Monday, November 30, 2015

Preparing to Wait

The preparation of the Thanksgiving turkey and dressing (the Southern equivalent of stuffing, although not cooked inside the bird) has always been my job.  I use my grandmother’s recipe.  I generally do the shopping, too, and I do all the initial preparations the day before.  It makes the actual day of celebration much more relaxing to have those things out of the way.  I usually watch the parade.  Some years, I go.   
This year, though, I had been traveling a lot before Thanksgiving, including a weeklong trip just before, so I made all the preparations far in advance.  I had checked the cabinet to make sure all the required spices were on hand.  I placed a grocery order in advance so that all the necessary ingredients were delivered before I got home. 

I was not able to do all the prep work the day before because I did not actually arrive home the afternoon of Thanksgiving Day.  Not a problem, or it shouldn’t have been.  Our son Matthew had to work anyway, so we planned to celebrate the next day.  I still had Thanksgiving afternoon to do the prep work. 

What I did not count on was that New York City had decided to replace the water main that serves our apartment on Friday, which I had not known about until I got home.  That meant we were without water most of the day.  The last thing you want when cooking Thanksgiving dinner is a kitchen without water.  Still not a problem, I thought.  Matthew was also off on Saturday, so we just pushed everything back another day.

Wrong.  We had plans with old friends from out-of-town Friday night.  That was fun, but it meant that the prep work could not be done the day before.  The water hadn’t come back on in time to do it before we went out.  I certainly didn’t feel like doing it when we got home.  I go to bed at 9:00, after all.

That meant everything was left to do on Saturday. And by then, you know, Thanksgiving just felt done.  I was over it.  Matthew slept until noon.  I assumed he was over it, too.  Put the turkey in the freezer, I thought, and I’m ahead of the game for Christmas.  Ginger, who had gotten turkey when we went out to eat after Matthew got home on Thursday night agreed.

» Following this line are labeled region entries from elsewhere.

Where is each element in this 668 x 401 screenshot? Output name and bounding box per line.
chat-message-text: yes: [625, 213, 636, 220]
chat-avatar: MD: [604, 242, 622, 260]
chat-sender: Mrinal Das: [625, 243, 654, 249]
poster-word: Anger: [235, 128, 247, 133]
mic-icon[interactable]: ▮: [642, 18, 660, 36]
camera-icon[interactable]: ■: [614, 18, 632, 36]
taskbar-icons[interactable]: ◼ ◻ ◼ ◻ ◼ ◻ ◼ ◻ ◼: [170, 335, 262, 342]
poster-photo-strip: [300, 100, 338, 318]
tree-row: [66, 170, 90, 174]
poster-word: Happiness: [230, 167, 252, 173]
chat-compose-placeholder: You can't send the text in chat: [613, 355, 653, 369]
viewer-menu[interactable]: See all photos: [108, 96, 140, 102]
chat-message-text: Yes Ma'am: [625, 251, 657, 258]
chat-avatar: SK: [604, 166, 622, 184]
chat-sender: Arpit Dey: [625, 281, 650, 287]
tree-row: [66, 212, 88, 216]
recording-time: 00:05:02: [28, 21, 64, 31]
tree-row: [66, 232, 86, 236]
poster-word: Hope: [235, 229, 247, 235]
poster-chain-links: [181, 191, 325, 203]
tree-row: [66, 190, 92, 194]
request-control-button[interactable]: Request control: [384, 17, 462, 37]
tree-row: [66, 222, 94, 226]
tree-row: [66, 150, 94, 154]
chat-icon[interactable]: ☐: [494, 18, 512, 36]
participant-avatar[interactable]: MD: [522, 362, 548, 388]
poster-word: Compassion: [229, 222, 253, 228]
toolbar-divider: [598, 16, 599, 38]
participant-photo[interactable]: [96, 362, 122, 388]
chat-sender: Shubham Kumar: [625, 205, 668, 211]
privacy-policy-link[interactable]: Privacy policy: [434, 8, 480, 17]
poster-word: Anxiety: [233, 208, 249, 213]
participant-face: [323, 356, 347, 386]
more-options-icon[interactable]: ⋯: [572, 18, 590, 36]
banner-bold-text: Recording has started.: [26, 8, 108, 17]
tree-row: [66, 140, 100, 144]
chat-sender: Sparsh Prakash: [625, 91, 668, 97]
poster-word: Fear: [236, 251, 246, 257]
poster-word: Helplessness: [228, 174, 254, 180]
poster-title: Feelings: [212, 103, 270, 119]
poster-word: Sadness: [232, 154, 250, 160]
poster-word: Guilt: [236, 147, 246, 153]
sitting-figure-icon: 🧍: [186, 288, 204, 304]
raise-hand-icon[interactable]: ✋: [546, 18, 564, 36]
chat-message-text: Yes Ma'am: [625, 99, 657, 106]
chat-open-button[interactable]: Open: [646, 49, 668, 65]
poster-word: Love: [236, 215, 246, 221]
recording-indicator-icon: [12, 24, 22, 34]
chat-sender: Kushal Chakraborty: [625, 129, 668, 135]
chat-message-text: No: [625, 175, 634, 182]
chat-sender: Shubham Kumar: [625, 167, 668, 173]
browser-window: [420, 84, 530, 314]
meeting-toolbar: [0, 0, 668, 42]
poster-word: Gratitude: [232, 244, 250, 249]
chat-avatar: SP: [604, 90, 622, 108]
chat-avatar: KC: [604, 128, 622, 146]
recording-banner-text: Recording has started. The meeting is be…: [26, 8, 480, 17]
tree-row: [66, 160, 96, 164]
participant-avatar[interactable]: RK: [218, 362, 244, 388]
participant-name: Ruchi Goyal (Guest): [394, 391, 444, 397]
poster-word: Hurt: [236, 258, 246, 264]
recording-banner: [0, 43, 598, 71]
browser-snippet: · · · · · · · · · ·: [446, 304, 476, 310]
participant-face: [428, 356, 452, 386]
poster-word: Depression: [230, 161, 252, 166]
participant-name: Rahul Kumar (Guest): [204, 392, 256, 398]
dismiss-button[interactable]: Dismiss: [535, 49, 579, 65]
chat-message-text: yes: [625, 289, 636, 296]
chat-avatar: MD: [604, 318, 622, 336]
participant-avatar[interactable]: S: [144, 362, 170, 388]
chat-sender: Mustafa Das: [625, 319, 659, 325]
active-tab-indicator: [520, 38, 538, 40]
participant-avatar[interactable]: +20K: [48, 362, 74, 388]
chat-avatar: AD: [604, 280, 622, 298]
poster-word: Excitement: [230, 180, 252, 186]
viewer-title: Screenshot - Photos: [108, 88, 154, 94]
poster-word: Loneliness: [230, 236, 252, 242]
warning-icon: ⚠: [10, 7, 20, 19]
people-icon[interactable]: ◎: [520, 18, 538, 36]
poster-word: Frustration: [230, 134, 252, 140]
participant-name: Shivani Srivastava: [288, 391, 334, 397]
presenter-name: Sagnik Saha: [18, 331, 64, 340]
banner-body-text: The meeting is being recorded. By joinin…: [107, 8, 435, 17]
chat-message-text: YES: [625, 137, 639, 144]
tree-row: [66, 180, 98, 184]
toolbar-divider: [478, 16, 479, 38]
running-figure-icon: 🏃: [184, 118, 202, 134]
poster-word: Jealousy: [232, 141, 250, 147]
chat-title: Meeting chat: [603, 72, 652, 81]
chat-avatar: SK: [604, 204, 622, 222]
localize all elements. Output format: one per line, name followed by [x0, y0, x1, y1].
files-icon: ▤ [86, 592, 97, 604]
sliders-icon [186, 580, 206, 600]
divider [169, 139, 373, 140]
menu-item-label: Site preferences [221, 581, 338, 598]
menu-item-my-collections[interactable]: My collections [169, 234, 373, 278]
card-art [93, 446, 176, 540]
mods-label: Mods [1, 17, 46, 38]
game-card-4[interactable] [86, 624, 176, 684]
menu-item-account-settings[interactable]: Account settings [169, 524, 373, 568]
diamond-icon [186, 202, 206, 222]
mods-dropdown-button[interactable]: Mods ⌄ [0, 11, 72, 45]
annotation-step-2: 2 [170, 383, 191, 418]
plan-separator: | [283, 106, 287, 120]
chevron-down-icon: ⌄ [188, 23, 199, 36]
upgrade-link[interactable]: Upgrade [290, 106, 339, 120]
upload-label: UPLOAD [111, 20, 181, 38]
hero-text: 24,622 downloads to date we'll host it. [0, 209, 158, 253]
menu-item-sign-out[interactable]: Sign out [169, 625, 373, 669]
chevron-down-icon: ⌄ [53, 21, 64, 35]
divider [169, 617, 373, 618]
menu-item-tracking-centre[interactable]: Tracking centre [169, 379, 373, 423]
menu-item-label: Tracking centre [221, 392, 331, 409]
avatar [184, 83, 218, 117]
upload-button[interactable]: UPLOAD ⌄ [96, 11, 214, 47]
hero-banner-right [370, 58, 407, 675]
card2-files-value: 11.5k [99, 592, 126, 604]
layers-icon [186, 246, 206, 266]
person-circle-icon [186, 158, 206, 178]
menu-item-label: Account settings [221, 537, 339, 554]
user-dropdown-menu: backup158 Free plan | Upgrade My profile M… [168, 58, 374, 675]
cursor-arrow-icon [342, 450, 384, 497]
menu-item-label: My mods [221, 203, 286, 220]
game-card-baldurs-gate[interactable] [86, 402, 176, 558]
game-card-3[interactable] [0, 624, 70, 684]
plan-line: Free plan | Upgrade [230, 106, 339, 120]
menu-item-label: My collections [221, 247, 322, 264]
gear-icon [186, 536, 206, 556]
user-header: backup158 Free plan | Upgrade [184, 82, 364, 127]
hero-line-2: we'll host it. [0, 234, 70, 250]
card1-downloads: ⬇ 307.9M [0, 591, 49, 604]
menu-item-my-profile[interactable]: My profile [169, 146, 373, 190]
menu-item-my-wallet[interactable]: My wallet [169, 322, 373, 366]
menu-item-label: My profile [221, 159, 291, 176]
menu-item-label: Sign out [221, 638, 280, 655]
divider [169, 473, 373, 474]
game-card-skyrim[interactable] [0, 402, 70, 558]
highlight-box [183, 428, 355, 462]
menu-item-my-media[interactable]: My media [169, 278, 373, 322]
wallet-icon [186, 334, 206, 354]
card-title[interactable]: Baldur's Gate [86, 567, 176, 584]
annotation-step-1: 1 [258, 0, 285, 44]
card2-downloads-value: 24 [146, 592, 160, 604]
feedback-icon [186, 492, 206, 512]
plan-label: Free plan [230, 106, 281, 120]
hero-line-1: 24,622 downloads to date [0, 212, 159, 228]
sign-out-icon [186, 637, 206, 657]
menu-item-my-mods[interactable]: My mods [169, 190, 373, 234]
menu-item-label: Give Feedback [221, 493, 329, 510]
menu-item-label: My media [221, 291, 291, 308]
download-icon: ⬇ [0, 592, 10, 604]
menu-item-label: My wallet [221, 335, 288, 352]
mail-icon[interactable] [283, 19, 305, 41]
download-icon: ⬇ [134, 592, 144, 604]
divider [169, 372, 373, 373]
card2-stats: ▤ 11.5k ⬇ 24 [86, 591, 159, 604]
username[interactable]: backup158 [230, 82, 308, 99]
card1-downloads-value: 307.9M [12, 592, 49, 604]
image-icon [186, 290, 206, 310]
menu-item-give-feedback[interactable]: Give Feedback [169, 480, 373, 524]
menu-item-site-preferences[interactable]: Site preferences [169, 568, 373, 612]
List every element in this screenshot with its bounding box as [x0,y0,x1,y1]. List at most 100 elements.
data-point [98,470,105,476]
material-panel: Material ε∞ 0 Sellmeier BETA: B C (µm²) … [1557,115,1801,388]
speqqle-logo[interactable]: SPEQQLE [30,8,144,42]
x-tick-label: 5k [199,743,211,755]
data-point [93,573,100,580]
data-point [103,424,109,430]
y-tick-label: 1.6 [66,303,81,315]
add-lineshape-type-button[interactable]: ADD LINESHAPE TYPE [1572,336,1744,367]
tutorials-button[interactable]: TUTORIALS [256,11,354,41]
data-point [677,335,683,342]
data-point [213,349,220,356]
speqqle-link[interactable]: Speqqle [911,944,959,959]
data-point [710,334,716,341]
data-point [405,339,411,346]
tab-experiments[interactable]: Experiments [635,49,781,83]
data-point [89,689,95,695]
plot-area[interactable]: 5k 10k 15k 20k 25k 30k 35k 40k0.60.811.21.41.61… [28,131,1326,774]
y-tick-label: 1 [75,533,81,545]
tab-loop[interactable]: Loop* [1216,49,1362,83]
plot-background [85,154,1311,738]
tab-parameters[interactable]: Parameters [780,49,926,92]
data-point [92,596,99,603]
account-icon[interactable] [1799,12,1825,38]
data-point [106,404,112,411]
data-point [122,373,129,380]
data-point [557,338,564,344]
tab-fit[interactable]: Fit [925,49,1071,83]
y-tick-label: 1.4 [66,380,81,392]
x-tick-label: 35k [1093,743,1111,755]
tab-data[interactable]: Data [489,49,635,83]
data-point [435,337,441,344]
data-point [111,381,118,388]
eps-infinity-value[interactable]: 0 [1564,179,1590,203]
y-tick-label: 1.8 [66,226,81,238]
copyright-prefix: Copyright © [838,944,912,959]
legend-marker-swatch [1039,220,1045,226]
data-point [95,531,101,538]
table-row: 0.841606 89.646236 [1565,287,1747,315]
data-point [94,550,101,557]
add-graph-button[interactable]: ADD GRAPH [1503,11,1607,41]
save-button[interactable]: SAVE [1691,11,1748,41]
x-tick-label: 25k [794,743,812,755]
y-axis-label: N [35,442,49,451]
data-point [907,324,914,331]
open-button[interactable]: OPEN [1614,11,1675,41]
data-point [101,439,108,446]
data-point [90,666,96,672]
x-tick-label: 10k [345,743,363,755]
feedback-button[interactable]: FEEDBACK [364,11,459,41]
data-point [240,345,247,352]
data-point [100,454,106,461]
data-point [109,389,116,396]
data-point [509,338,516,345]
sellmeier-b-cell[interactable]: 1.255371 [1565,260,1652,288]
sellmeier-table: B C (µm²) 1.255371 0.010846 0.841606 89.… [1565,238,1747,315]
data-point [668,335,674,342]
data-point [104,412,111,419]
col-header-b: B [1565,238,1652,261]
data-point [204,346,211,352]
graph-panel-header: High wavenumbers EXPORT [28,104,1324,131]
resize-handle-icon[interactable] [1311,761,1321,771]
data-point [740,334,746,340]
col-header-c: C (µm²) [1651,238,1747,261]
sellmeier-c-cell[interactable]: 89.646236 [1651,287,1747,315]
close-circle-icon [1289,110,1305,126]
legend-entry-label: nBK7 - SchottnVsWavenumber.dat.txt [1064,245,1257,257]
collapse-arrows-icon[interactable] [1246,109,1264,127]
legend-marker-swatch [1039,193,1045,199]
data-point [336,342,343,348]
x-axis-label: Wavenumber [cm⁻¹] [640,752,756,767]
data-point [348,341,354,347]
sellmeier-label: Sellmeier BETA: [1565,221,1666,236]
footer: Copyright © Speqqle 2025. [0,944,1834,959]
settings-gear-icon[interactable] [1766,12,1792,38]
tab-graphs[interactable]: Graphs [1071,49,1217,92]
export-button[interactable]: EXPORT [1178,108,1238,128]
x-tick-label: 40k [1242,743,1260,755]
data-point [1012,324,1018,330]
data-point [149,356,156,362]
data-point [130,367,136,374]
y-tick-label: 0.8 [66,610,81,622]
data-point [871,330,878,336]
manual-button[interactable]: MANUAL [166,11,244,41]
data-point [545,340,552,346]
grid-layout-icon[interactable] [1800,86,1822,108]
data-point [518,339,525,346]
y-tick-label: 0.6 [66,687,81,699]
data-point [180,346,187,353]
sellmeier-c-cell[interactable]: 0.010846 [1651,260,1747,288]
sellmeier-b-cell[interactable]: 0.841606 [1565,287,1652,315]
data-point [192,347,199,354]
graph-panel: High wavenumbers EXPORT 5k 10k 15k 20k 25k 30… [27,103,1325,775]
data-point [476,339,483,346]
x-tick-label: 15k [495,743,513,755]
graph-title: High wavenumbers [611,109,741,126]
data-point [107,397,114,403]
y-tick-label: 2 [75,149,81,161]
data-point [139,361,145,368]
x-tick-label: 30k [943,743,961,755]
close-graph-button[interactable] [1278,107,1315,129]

I explained my plan to Matthew when he got up.  I thought surely he would agree.  He did not.  “We’re just not going to do Thanksgiving this year,” I said.  “Why?” he asked.  I didn’t have a good answer, at least not one I was willing to say out loud.  So I started the prep work on Saturday afternoon.  No parade.  Just prep.  It was all sort of out of order in order to make the sequencing work.  There was nothing relaxing about it.

But by six, dinner was on the table.  Matthew was happy.  Ginger was happy.  And, though I’d had a grumpy afternoon, I was happy.  And thankful.  It’s good not to skip Thanksgiving. 

Advent began on Sunday.  It is the season of preparation.  A lot of the shopping got done over the weekend.  The tree is going to be delivered tomorrow (don’t tell the Advent police).  The family arrives in just a few weeks.  I will order another turkey.  By December 25, all the preparations will be complete.  I have carefully not scheduled any travel between now and the big day so that I might even have a moment to reflect and think and pray.  All of those things I can plan for.  I will be prepared, but I can’t make Christmas itself happen.  That is just out of my control. 

I can prepare but I can’t make the event itself happen.  As the New York City Water Department helped me learn this Thanksgiving, that is beyond my control.  All I can do is prepare.  And wait.  The rest is out of my hands.  Prepare as I might, when it comes down to it, my main job is to wait, to wait on God.

Waiting, of course, is the part I am particularly bad at, always have been.  I got tired of waiting on Thanksgiving this year and just decided to skip it.  I tried, but my son who has grown up with his dad cooking the Thanksgiving turkey every single year of his life wouldn’t let me get away with it.

Neither will God.  All we can do is wait.  All we really have to do is wait.  That’s what really needs preparing for.